The general election is over and the people have spoken. Donald Trump will be the 45th President of the United States.
The run-up to November 8th has shown that our country is sharply divided politically. Some people will be happy and others disappointed by the result. However, it’s important to avoid letting your personal political beliefs and emotions cloud your long-term investment decisions.
Our job as your financial advisor is to help you navigate your way through the upcoming economic and political changes. Forecasters can be wrong, and we have seen that pollsters can be too. We avoid making big bets based on crystal ball gazing. So how do we see the future?
As students of history we think that countries that keep their governments relatively small, in terms of spending, regulation, and tax rates, will provide their residents with an advantage in pursuing financial prosperity. Regardless of who won this year’s election, we think that economic growth in the U.S. will generally continue, even with the policy mistakes the winner may make.

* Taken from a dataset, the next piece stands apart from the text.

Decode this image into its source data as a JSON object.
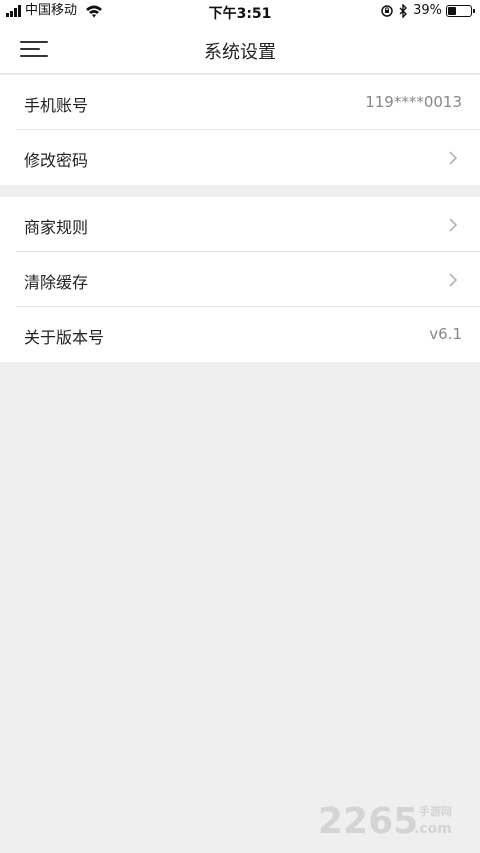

Since 2009, we have experienced what we’ve been referring to as a “Plow Horse Economy.” That means that the macro-economy has gradually recovered even as many people have not seen much of an improvement in their individual economic lives. The overall economy has grown despite the fact that debt, regulation and political turmoil have acted as a “Plow” holding the economy back. Despite this drag, the major U.S. stock indexes are up almost 50% over the past four years.

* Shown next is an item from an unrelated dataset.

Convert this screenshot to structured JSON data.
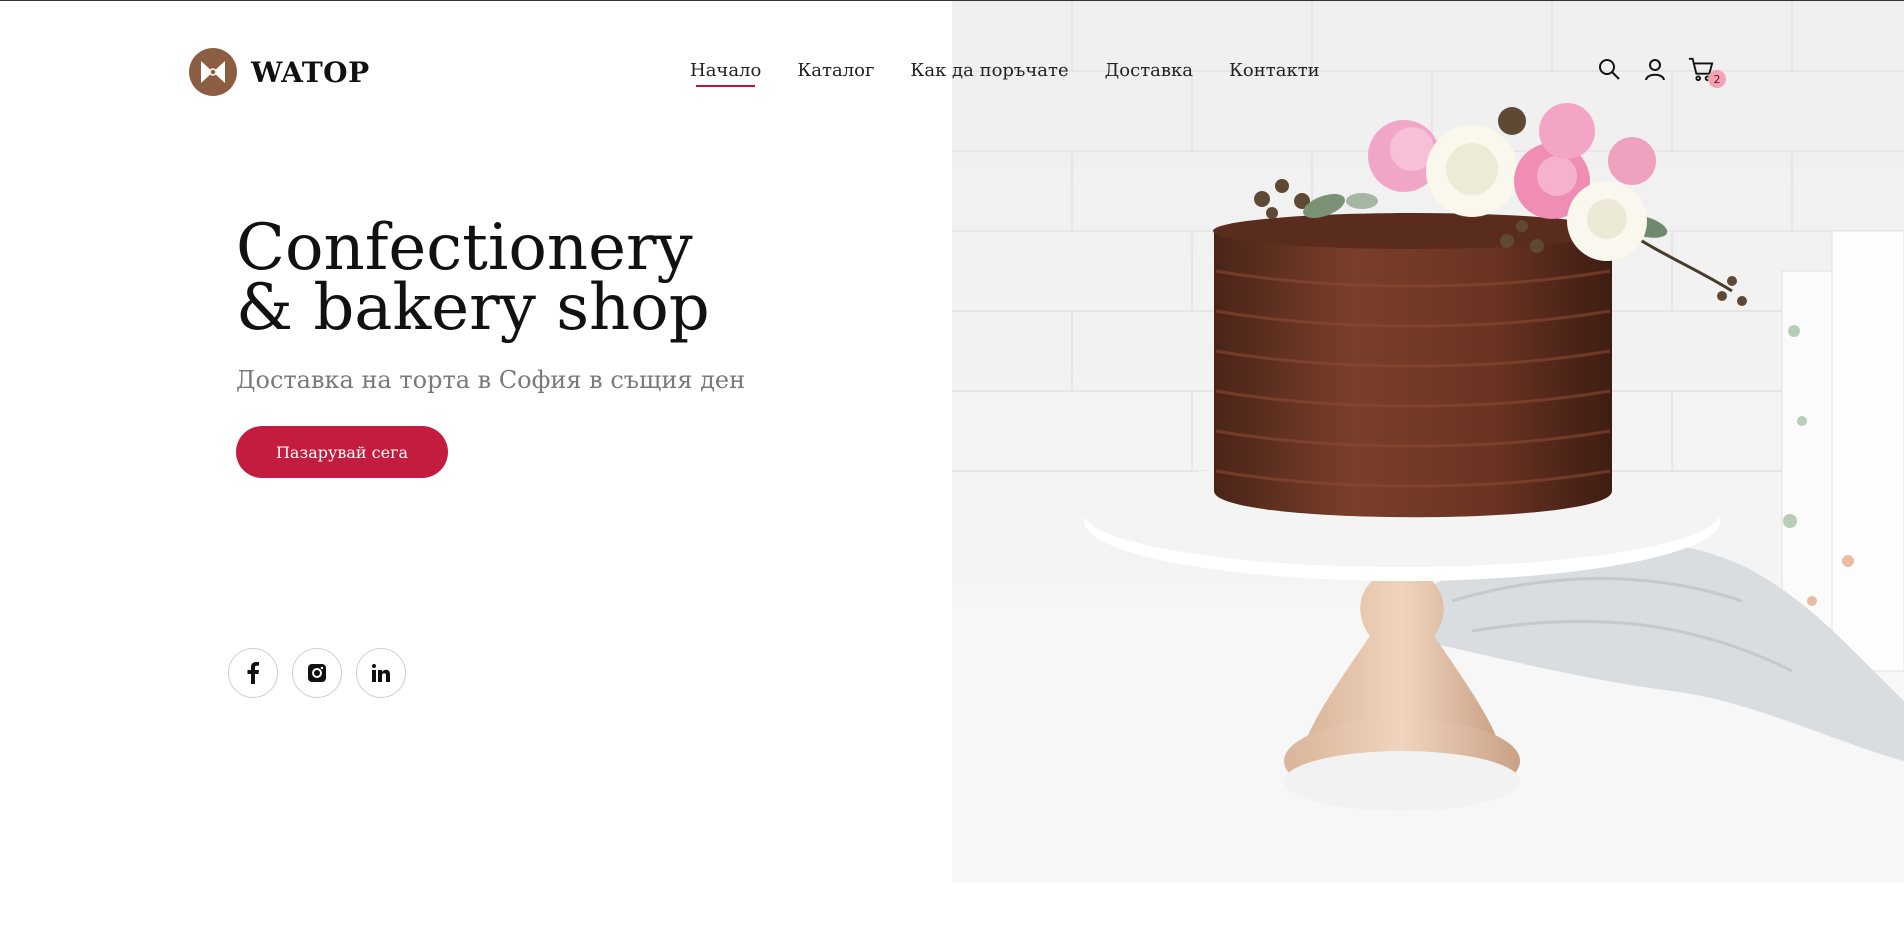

We remain constructive on the economy and the markets. With the election in the rear view mirror, we expect the Federal Reserve to begin its long, slow walk to raising interest rates from today’s near-zero percent. We expect those moves to be very gradual and to have little long-term effect on the market.

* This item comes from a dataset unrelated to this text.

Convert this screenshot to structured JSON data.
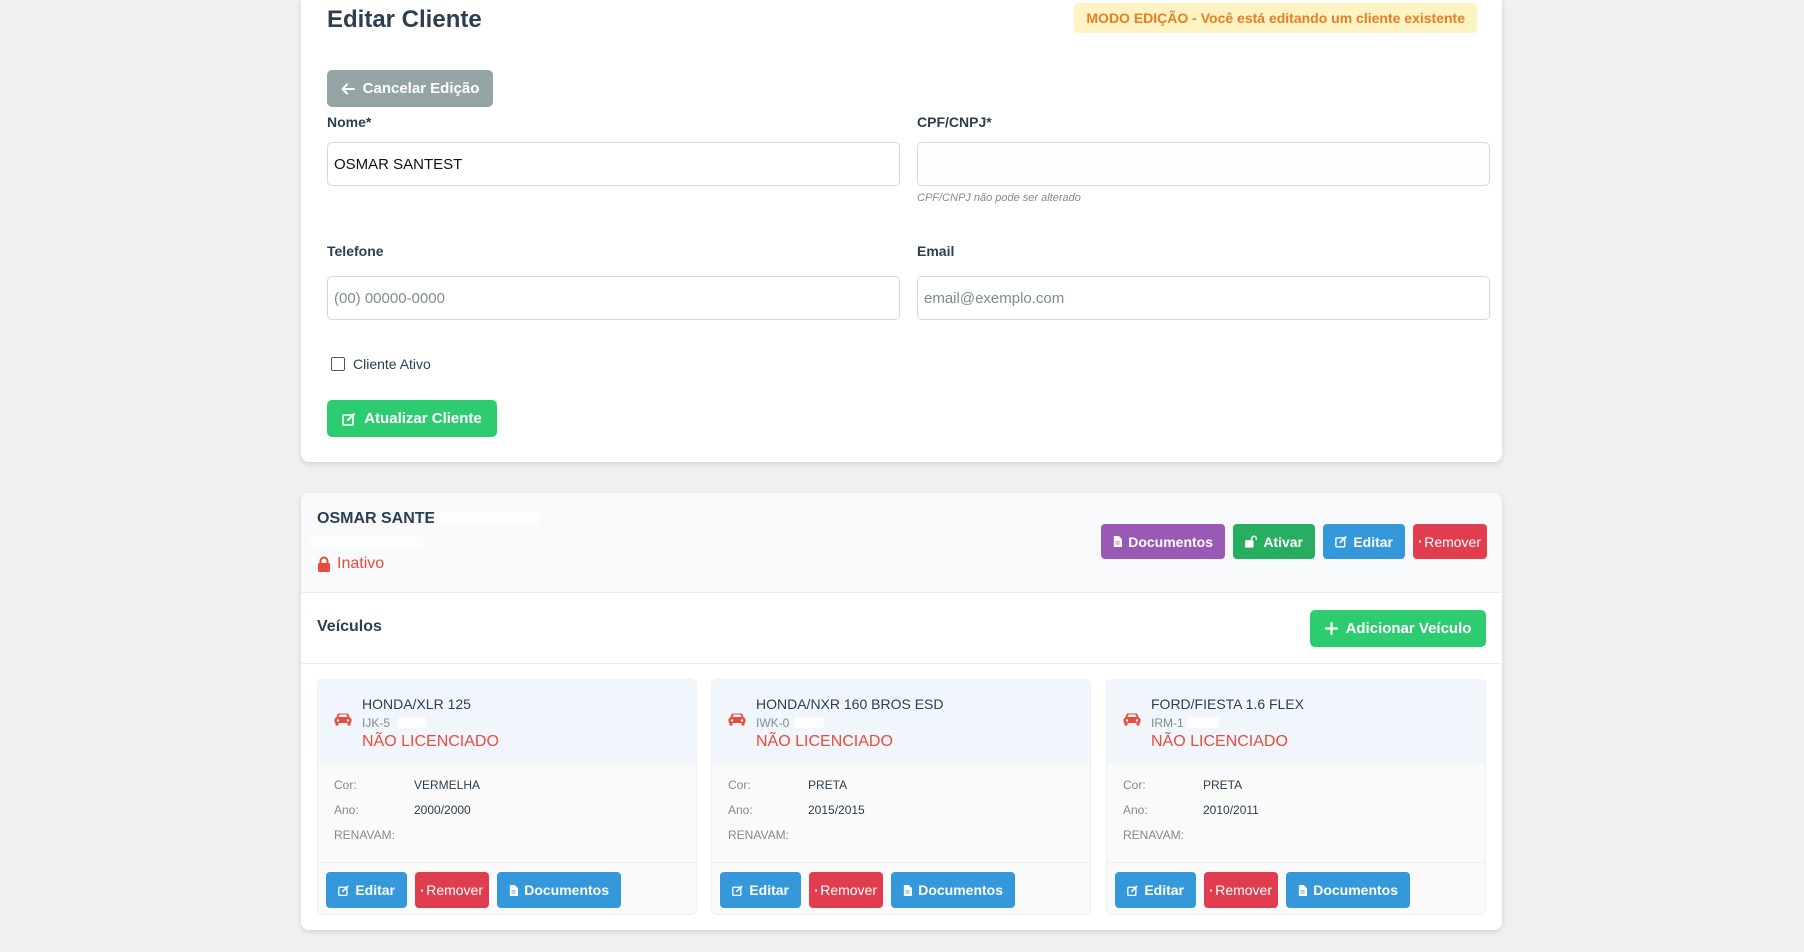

One other statistic makes us optimistic for the future. Consumer spending is said to account for 70% of the U.S. economy. Unfortunately, that vast middle class that we think of as the “average consumer” has not seen much in the way of a fatter wallet over the last few decades. That was one reason for the popularity of Trump’s message to the middle class that he would restore good paying middle class jobs. We believe that if he is able to follow through on this promise, a resurgence of earnings growth by the middle class will be a positive for the American economy, and hope that he is able to implement feasible policies to promote such growth.